Die Geltendmachung aufgrund unrichtiger Rechtsansicht unterlassener Feststellungen (sekundäre Feststellungsmängel) bildet den Revisionsgrund der unrichtigen rechtlichen Beurteilung (§ 503 Z 4 ZPO; RIS-Justiz RS0043304).

Die zweitinstanzliche Entscheidung hält sich bei der Beurteilung der Frage, ob und inwieweit die Anpassung des nach dem bestehenden Exekutionstitel vom Kläger an die Beklagte zu leistenden Unterhalts aufgrund geänderter Einkommensverhältnisse des Klägers ungeachtet einer von den Streitteilen vereinbarten Wertsicherungsklausel für den Unterhaltsbetrag vorzunehmen ist, im Rahmen der stRsp, wonach das Vorhandensein einer vereinbarten Wertsicherungsklausel die Anwendung der clausula rebus sic stantibus nicht ausschließt (zuletzt 1 Ob 109/00m; RIS-Justiz RS0019070). Bei geänderten Verhältnissen sind Unterhaltsbeträge regelmäßig so zu bemessen, dass die einmal festgelegte Relation zwischen Einkommenshöhe und Unterhaltshöhe gewahrt bleibt (RIS-Justiz RS0047529 [T 3, T 4]). Die Vorinstanzen haben darüber hinaus auch den Grundsatz der stRsp beachtet, dass nur eine wesentliche Änderung der Verhältnisse die Anwendung der Umstandklausel rechtfertigt, wobei ein Schwellwert von 10 % mehrfach angesprochen wurde (RIS-Justiz RS0018984, RS0007161 [T 8]).
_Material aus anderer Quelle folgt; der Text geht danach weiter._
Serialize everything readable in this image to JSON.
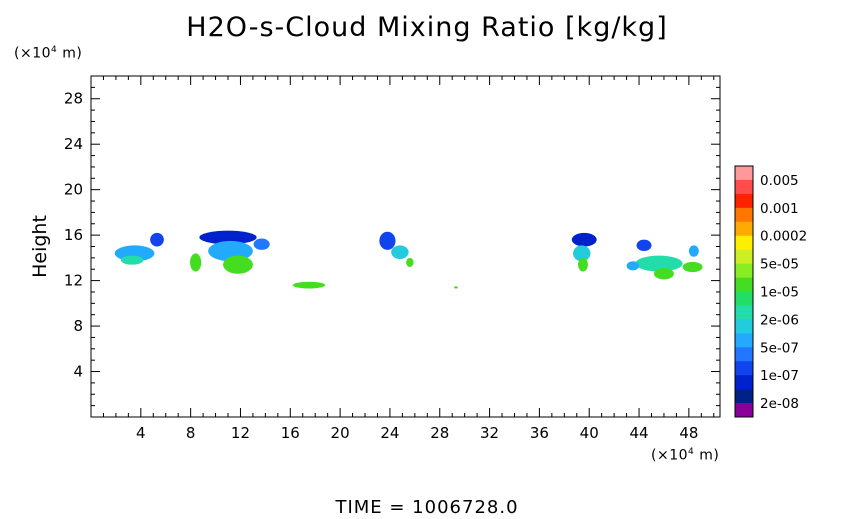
{
  "chart_data": {
    "type": "heatmap",
    "title": "H2O-s-Cloud Mixing Ratio [kg/kg]",
    "ylabel": "Height",
    "y_unit": {
      "prefix": "(×10",
      "exp": "4",
      "suffix": " m)"
    },
    "x_unit": {
      "prefix": "(×10",
      "exp": "4",
      "suffix": " m)"
    },
    "xlim": [
      0,
      50.5
    ],
    "ylim": [
      0,
      30
    ],
    "x_ticks": [
      4,
      8,
      12,
      16,
      20,
      24,
      28,
      32,
      36,
      40,
      44,
      48
    ],
    "y_ticks": [
      4,
      8,
      12,
      16,
      20,
      24,
      28
    ],
    "time_label": "TIME  =  1006728.0",
    "colorbar": {
      "levels": [
        {
          "label": "0.005",
          "color": "#ff9999"
        },
        {
          "label": "",
          "color": "#ff4d4d"
        },
        {
          "label": "0.001",
          "color": "#ff2200"
        },
        {
          "label": "",
          "color": "#ff7700"
        },
        {
          "label": "0.0002",
          "color": "#ffaa00"
        },
        {
          "label": "",
          "color": "#ffee00"
        },
        {
          "label": "5e-05",
          "color": "#ccee22"
        },
        {
          "label": "",
          "color": "#88ee22"
        },
        {
          "label": "1e-05",
          "color": "#44dd22"
        },
        {
          "label": "",
          "color": "#22dd66"
        },
        {
          "label": "2e-06",
          "color": "#22ddaa"
        },
        {
          "label": "",
          "color": "#22ccdd"
        },
        {
          "label": "5e-07",
          "color": "#22aaff"
        },
        {
          "label": "",
          "color": "#2277ff"
        },
        {
          "label": "1e-07",
          "color": "#1144ee"
        },
        {
          "label": "",
          "color": "#0022cc"
        },
        {
          "label": "2e-08",
          "color": "#002288"
        },
        {
          "label": "",
          "color": "#880099"
        }
      ]
    },
    "cloud_patches": [
      {
        "x": 3.5,
        "y": 14.4,
        "w": 3.2,
        "h": 1.4,
        "level": 12
      },
      {
        "x": 3.3,
        "y": 13.8,
        "w": 1.8,
        "h": 0.8,
        "level": 10
      },
      {
        "x": 5.3,
        "y": 15.6,
        "w": 1.1,
        "h": 1.2,
        "level": 14
      },
      {
        "x": 8.4,
        "y": 13.6,
        "w": 0.9,
        "h": 1.6,
        "level": 8
      },
      {
        "x": 11.0,
        "y": 15.8,
        "w": 4.6,
        "h": 1.2,
        "level": 15
      },
      {
        "x": 11.2,
        "y": 14.6,
        "w": 3.6,
        "h": 1.8,
        "level": 12
      },
      {
        "x": 11.8,
        "y": 13.4,
        "w": 2.4,
        "h": 1.6,
        "level": 8
      },
      {
        "x": 13.7,
        "y": 15.2,
        "w": 1.3,
        "h": 1.0,
        "level": 13
      },
      {
        "x": 17.5,
        "y": 11.6,
        "w": 2.6,
        "h": 0.6,
        "level": 8
      },
      {
        "x": 23.8,
        "y": 15.5,
        "w": 1.3,
        "h": 1.6,
        "level": 14
      },
      {
        "x": 24.8,
        "y": 14.5,
        "w": 1.4,
        "h": 1.2,
        "level": 11
      },
      {
        "x": 25.6,
        "y": 13.6,
        "w": 0.6,
        "h": 0.8,
        "level": 8
      },
      {
        "x": 29.3,
        "y": 11.4,
        "w": 0.3,
        "h": 0.2,
        "level": 8
      },
      {
        "x": 39.6,
        "y": 15.6,
        "w": 2.0,
        "h": 1.2,
        "level": 15
      },
      {
        "x": 39.4,
        "y": 14.4,
        "w": 1.4,
        "h": 1.4,
        "level": 11
      },
      {
        "x": 39.5,
        "y": 13.4,
        "w": 0.8,
        "h": 1.2,
        "level": 8
      },
      {
        "x": 44.4,
        "y": 15.1,
        "w": 1.2,
        "h": 1.0,
        "level": 14
      },
      {
        "x": 45.6,
        "y": 13.5,
        "w": 3.8,
        "h": 1.4,
        "level": 10
      },
      {
        "x": 46.0,
        "y": 12.6,
        "w": 1.6,
        "h": 1.0,
        "level": 8
      },
      {
        "x": 48.3,
        "y": 13.2,
        "w": 1.6,
        "h": 0.9,
        "level": 8
      },
      {
        "x": 48.4,
        "y": 14.6,
        "w": 0.8,
        "h": 1.0,
        "level": 12
      },
      {
        "x": 43.5,
        "y": 13.3,
        "w": 1.0,
        "h": 0.8,
        "level": 12
      }
    ]
  }
}
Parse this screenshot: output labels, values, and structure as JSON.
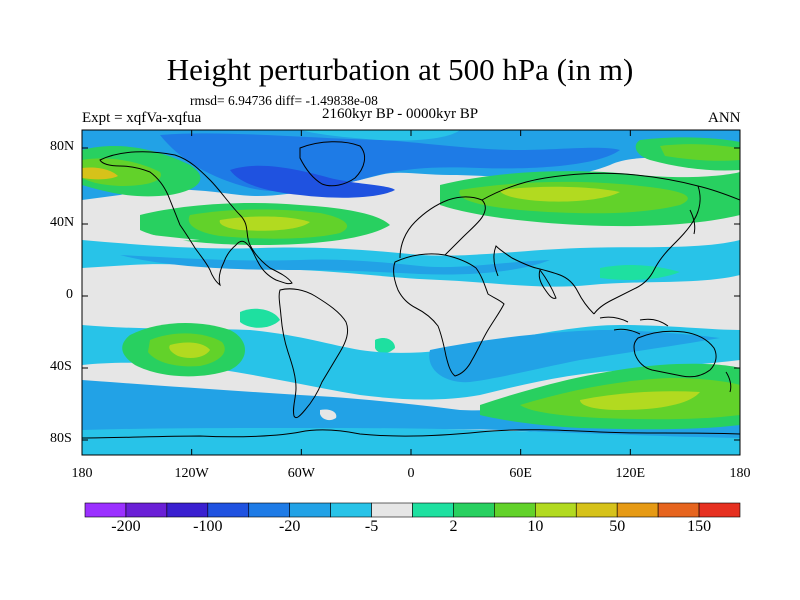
{
  "figure": {
    "title": "Height perturbation at 500 hPa (in m)",
    "stats": "rmsd= 6.94736 diff= -1.49838e-08",
    "experiment": "Expt = xqfVa-xqfua",
    "period": "2160kyr BP - 0000kyr BP",
    "season": "ANN"
  },
  "axes": {
    "lat_labels": [
      "80N",
      "40N",
      "0",
      "40S",
      "80S"
    ],
    "lon_labels": [
      "180",
      "120W",
      "60W",
      "0",
      "60E",
      "120E",
      "180"
    ],
    "lat_values": [
      80,
      40,
      0,
      -40,
      -80
    ],
    "lon_values": [
      -180,
      -120,
      -60,
      0,
      60,
      120,
      180
    ]
  },
  "colorbar": {
    "labels": [
      "-200",
      "-100",
      "-20",
      "-5",
      "2",
      "10",
      "50",
      "150"
    ],
    "colors": [
      "#9b30ff",
      "#6a1fd6",
      "#3a1fd0",
      "#1f52e0",
      "#1e7be6",
      "#22a2e6",
      "#28c3e8",
      "#e6e6e6",
      "#1ee0a0",
      "#28d060",
      "#62d22a",
      "#b2da20",
      "#d6c21a",
      "#e69a14",
      "#e6641e",
      "#e63020"
    ]
  },
  "map_field": {
    "colors": {
      "neutral": "#e6e6e6",
      "light_negative": "#28c3e8",
      "negative": "#22a2e6",
      "strong_negative": "#1e7be6",
      "stronger_negative": "#1f52e0",
      "light_positive": "#1ee0a0",
      "positive": "#28d060",
      "positive2": "#62d22a",
      "strong_positive": "#b2da20",
      "peak_positive": "#d6c21a",
      "max_positive": "#e69a14"
    }
  }
}
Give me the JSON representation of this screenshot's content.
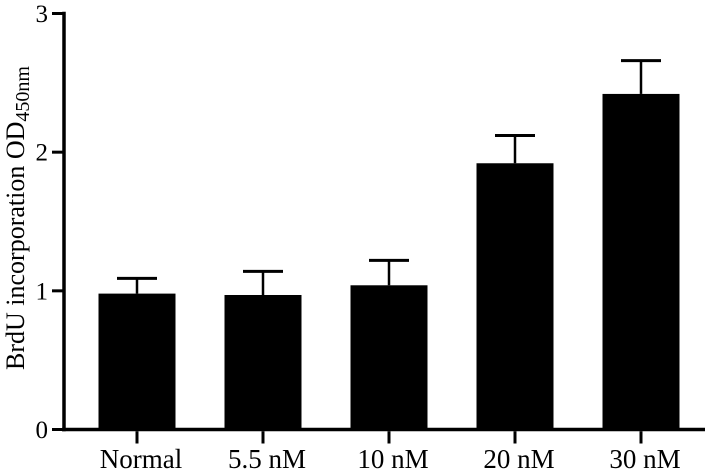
{
  "figure": {
    "background_color": "#ffffff",
    "ink_color": "#000000"
  },
  "chart_data": {
    "type": "bar",
    "title": "",
    "xlabel": "",
    "ylabel": "BrdU incorporation OD",
    "ylabel_subscript": "450nm",
    "categories": [
      "Normal",
      "5.5 nM",
      "10 nM",
      "20 nM",
      "30 nM"
    ],
    "series": [
      {
        "name": "BrdU incorporation",
        "values": [
          0.98,
          0.97,
          1.04,
          1.92,
          2.42
        ],
        "errors_plus": [
          0.11,
          0.17,
          0.18,
          0.2,
          0.24
        ]
      }
    ],
    "yticks": [
      "0",
      "1",
      "2",
      "3"
    ],
    "ytick_values": [
      0,
      1,
      2,
      3
    ],
    "ylim": [
      0,
      3
    ],
    "bar_color": "#000000",
    "axis_color": "#000000",
    "error_bar_style": "upper-T",
    "grid": false,
    "legend_position": "none"
  }
}
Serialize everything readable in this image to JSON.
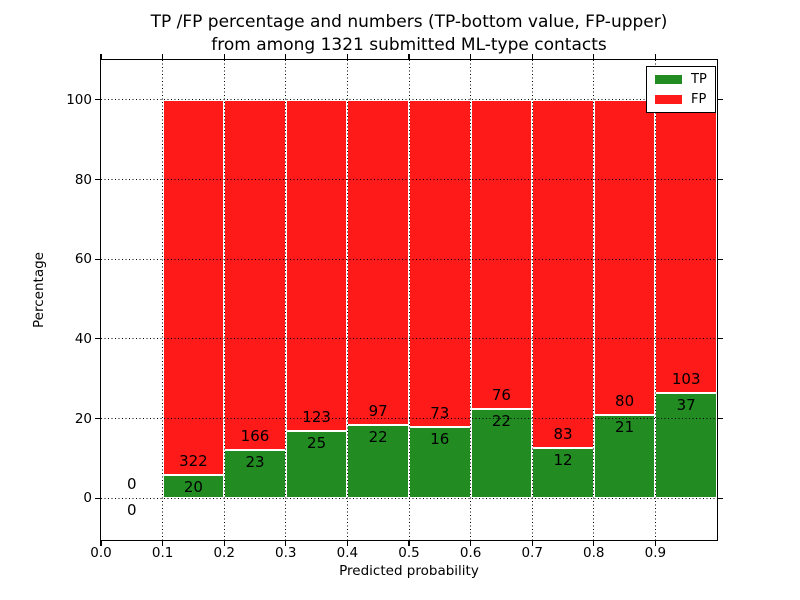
{
  "title": {
    "line1": "TP /FP percentage and numbers (TP-bottom value, FP-upper)",
    "line2": "from among 1321 submitted ML-type contacts"
  },
  "chart_data": {
    "type": "bar",
    "stacked": true,
    "title": "TP /FP percentage and numbers (TP-bottom value, FP-upper) from among 1321 submitted ML-type contacts",
    "xlabel": "Predicted probability",
    "ylabel": "Percentage",
    "xlim": [
      0.0,
      1.0
    ],
    "ylim": [
      -10.5,
      110
    ],
    "xticks": [
      0.0,
      0.1,
      0.2,
      0.3,
      0.4,
      0.5,
      0.6,
      0.7,
      0.8,
      0.9
    ],
    "yticks": [
      0,
      20,
      40,
      60,
      80,
      100
    ],
    "grid": {
      "visible": true,
      "style": "dotted",
      "color": "#000000"
    },
    "legend": {
      "position": "upper right",
      "entries": [
        {
          "label": "TP",
          "color": "#228B22"
        },
        {
          "label": "FP",
          "color": "#FF1A1A"
        }
      ]
    },
    "total_contacts": 1321,
    "bins": [
      {
        "x_start": 0.0,
        "x_end": 0.1,
        "tp": 0,
        "fp": 0,
        "tp_pct": 0
      },
      {
        "x_start": 0.1,
        "x_end": 0.2,
        "tp": 20,
        "fp": 322,
        "tp_pct": 5.85
      },
      {
        "x_start": 0.2,
        "x_end": 0.3,
        "tp": 23,
        "fp": 166,
        "tp_pct": 12.17
      },
      {
        "x_start": 0.3,
        "x_end": 0.4,
        "tp": 25,
        "fp": 123,
        "tp_pct": 16.89
      },
      {
        "x_start": 0.4,
        "x_end": 0.5,
        "tp": 22,
        "fp": 97,
        "tp_pct": 18.49
      },
      {
        "x_start": 0.5,
        "x_end": 0.6,
        "tp": 16,
        "fp": 73,
        "tp_pct": 17.98
      },
      {
        "x_start": 0.6,
        "x_end": 0.7,
        "tp": 22,
        "fp": 76,
        "tp_pct": 22.45
      },
      {
        "x_start": 0.7,
        "x_end": 0.8,
        "tp": 12,
        "fp": 83,
        "tp_pct": 12.63
      },
      {
        "x_start": 0.8,
        "x_end": 0.9,
        "tp": 21,
        "fp": 80,
        "tp_pct": 20.79
      },
      {
        "x_start": 0.9,
        "x_end": 1.0,
        "tp": 37,
        "fp": 103,
        "tp_pct": 26.43
      }
    ]
  },
  "colors": {
    "tp": "#228B22",
    "fp": "#FF1A1A",
    "background": "#FFFFFF",
    "axis": "#000000"
  }
}
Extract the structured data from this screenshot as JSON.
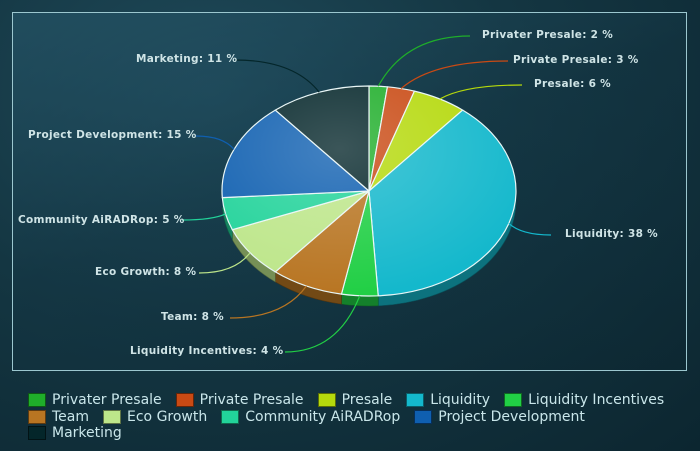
{
  "chart_data": {
    "type": "pie",
    "title": "",
    "slices": [
      {
        "name": "Privater Presale",
        "value": 2,
        "label": "Privater Presale: 2 %",
        "color": "#1fae2a"
      },
      {
        "name": "Private Presale",
        "value": 3,
        "label": "Private Presale: 3 %",
        "color": "#c94a14"
      },
      {
        "name": "Presale",
        "value": 6,
        "label": "Presale: 6 %",
        "color": "#b5d90c"
      },
      {
        "name": "Liquidity",
        "value": 38,
        "label": "Liquidity: 38 %",
        "color": "#14b8cc"
      },
      {
        "name": "Liquidity Incentives",
        "value": 4,
        "label": "Liquidity Incentives: 4 %",
        "color": "#21cf45"
      },
      {
        "name": "Team",
        "value": 8,
        "label": "Team: 8 %",
        "color": "#b87522"
      },
      {
        "name": "Eco Growth",
        "value": 8,
        "label": "Eco Growth: 8 %",
        "color": "#bde68a"
      },
      {
        "name": "Community AiRADRop",
        "value": 5,
        "label": "Community AiRADRop: 5 %",
        "color": "#22d39a"
      },
      {
        "name": "Project Development",
        "value": 15,
        "label": "Project Development: 15 %",
        "color": "#0f5fb0"
      },
      {
        "name": "Marketing",
        "value": 11,
        "label": "Marketing: 11 %",
        "color": "#04262a"
      }
    ],
    "legend_position": "bottom"
  }
}
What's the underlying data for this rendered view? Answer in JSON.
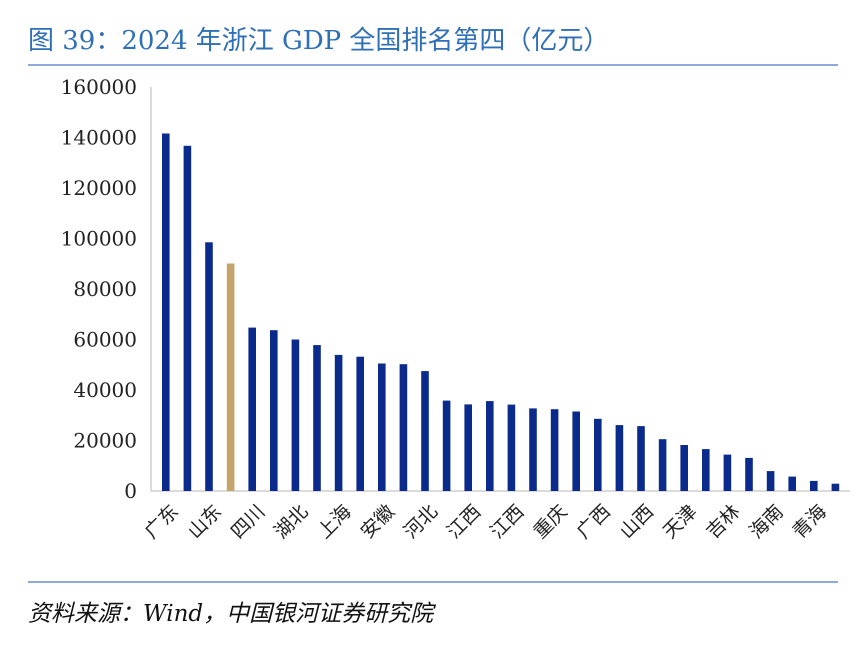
{
  "title": "图 39：2024 年浙江 GDP 全国排名第四（亿元）",
  "source": "资料来源：Wind，中国银河证券研究院",
  "colors": {
    "default_bar": "#0a2a8c",
    "highlight_bar": "#c4a46a",
    "title": "#2f6fb6"
  },
  "chart_data": {
    "type": "bar",
    "ylim": [
      0,
      160000
    ],
    "yticks": [
      0,
      20000,
      40000,
      60000,
      80000,
      100000,
      120000,
      140000,
      160000
    ],
    "grid": false,
    "legend": "none",
    "highlight_index": 3,
    "categories": [
      "广东",
      "",
      "山东",
      "",
      "四川",
      "",
      "湖北",
      "",
      "上海",
      "",
      "安徽",
      "",
      "河北",
      "",
      "江西",
      "",
      "江西",
      "",
      "重庆",
      "",
      "广西",
      "",
      "山西",
      "",
      "天津",
      "",
      "吉林",
      "",
      "海南",
      "",
      "青海",
      ""
    ],
    "values": [
      141600,
      136700,
      98500,
      90100,
      64700,
      63700,
      60000,
      57800,
      53900,
      53200,
      50500,
      50200,
      47500,
      35800,
      34300,
      35600,
      34200,
      32700,
      32400,
      31500,
      28600,
      26100,
      25700,
      20500,
      18200,
      16600,
      14400,
      13100,
      7900,
      5700,
      4000,
      2900
    ]
  }
}
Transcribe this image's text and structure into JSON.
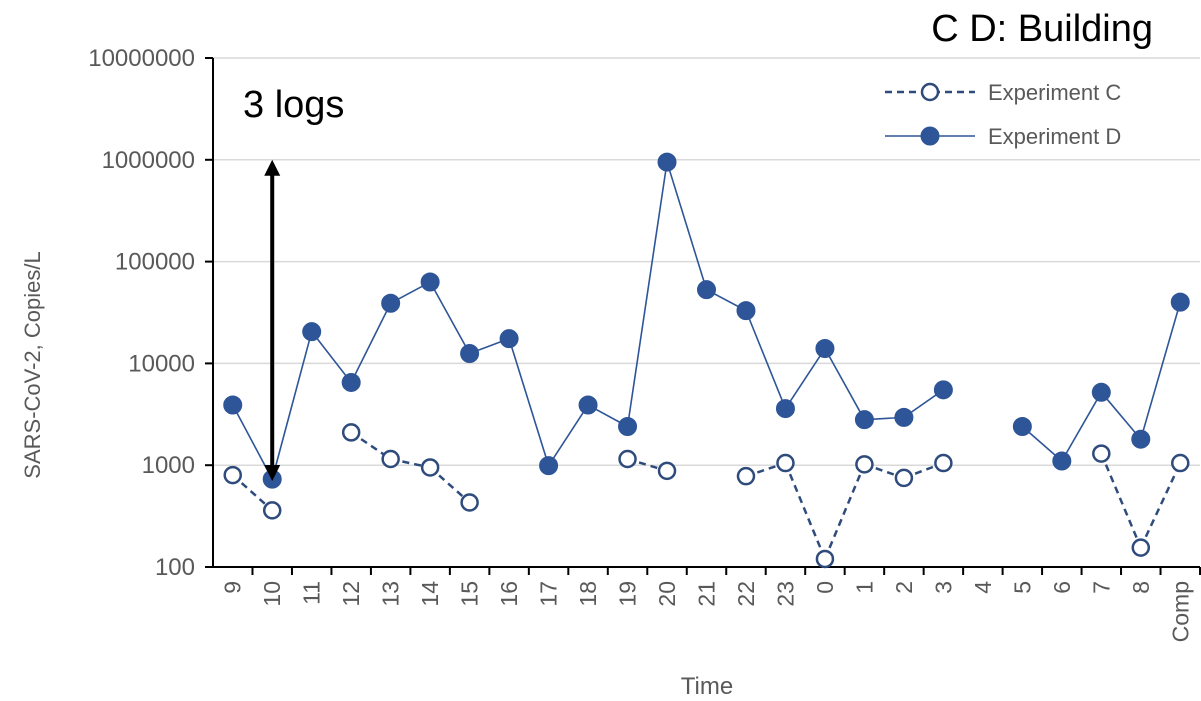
{
  "corner_label": "C D: Building",
  "annotation": {
    "text": "3 logs",
    "from": 1000000,
    "to": 700,
    "at_category": "10"
  },
  "chart_data": {
    "type": "line",
    "title": "",
    "xlabel": "Time",
    "ylabel": "SARS-CoV-2, Copies/L",
    "yscale": "log",
    "ylim": [
      100,
      10000000
    ],
    "yticks": [
      "100",
      "1000",
      "10000",
      "100000",
      "1000000",
      "10000000"
    ],
    "categories": [
      "9",
      "10",
      "11",
      "12",
      "13",
      "14",
      "15",
      "16",
      "17",
      "18",
      "19",
      "20",
      "21",
      "22",
      "23",
      "0",
      "1",
      "2",
      "3",
      "4",
      "5",
      "6",
      "7",
      "8",
      "Comp"
    ],
    "grid": true,
    "legend_position": "top-right",
    "series": [
      {
        "name": "Experiment C",
        "style": "dashed-open-circle",
        "color": "#2f4b7c",
        "values": [
          800,
          360,
          null,
          2100,
          1150,
          950,
          430,
          null,
          null,
          null,
          1150,
          880,
          null,
          780,
          1050,
          120,
          1020,
          750,
          1050,
          null,
          null,
          null,
          1300,
          155,
          1050
        ]
      },
      {
        "name": "Experiment D",
        "style": "solid-filled-circle",
        "color": "#2e5597",
        "values": [
          3900,
          730,
          20500,
          6500,
          39000,
          63000,
          12500,
          17500,
          990,
          3900,
          2400,
          950000,
          53000,
          33000,
          3600,
          14000,
          2800,
          2950,
          5500,
          null,
          2400,
          1100,
          5200,
          1800,
          40000
        ]
      }
    ]
  }
}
Die Frage nach der Vertretbarkeit einer anderen Lösung der Rechtsfrage ist mangels Vorliegens einer gravierenden Fehlbeurteilung keine erhebliche Rechtsfrage (RIS-Justiz RS0116755); die Revisionswerberin vermag eine derartige gravierende Fehlbeurteilung in keiner Weise aufzuzeigen. Ihr Versuch, die zwischen den Streitteilen vereinbarte Wertsicherungsklausel für den Unterhaltsanspruch in einen Ausschluss der Anwendung der Umstandsklausel auch für die Einkommensentwicklung des unterhaltspflichtigen Klägers unzudeuten (zu erweitern), muss scheitern, zumal sich eine Wertsicherungsklausel ausschließlich auf die Bedarfskomponente und nicht auf die für die Unterhaltsbemessung ebenfalls maßgebende Leistungsfähigkeit des Unterhaltspflichtigen bezieht (JBl 2000, 670 mwN).

Auch bei Einbeziehung der übrigen von der Revisionswerberin angeschnittenen Rechtsfragen (RIS-Justiz RS0042392) ergibt sich daher, dass im vorliegenden Fall keine Rechtsfrage von erheblicher Bedeutung zu beurteilen ist. Die Revision ist daher zurückzuweisen.

Die Kostenentscheidung gründet sich auf §§ 41, 50 ZPO; der Kläger hat in seiner Revisionsbeantwortung auf die Unzulässigkeit der gegnerischen Revision hingewiesen.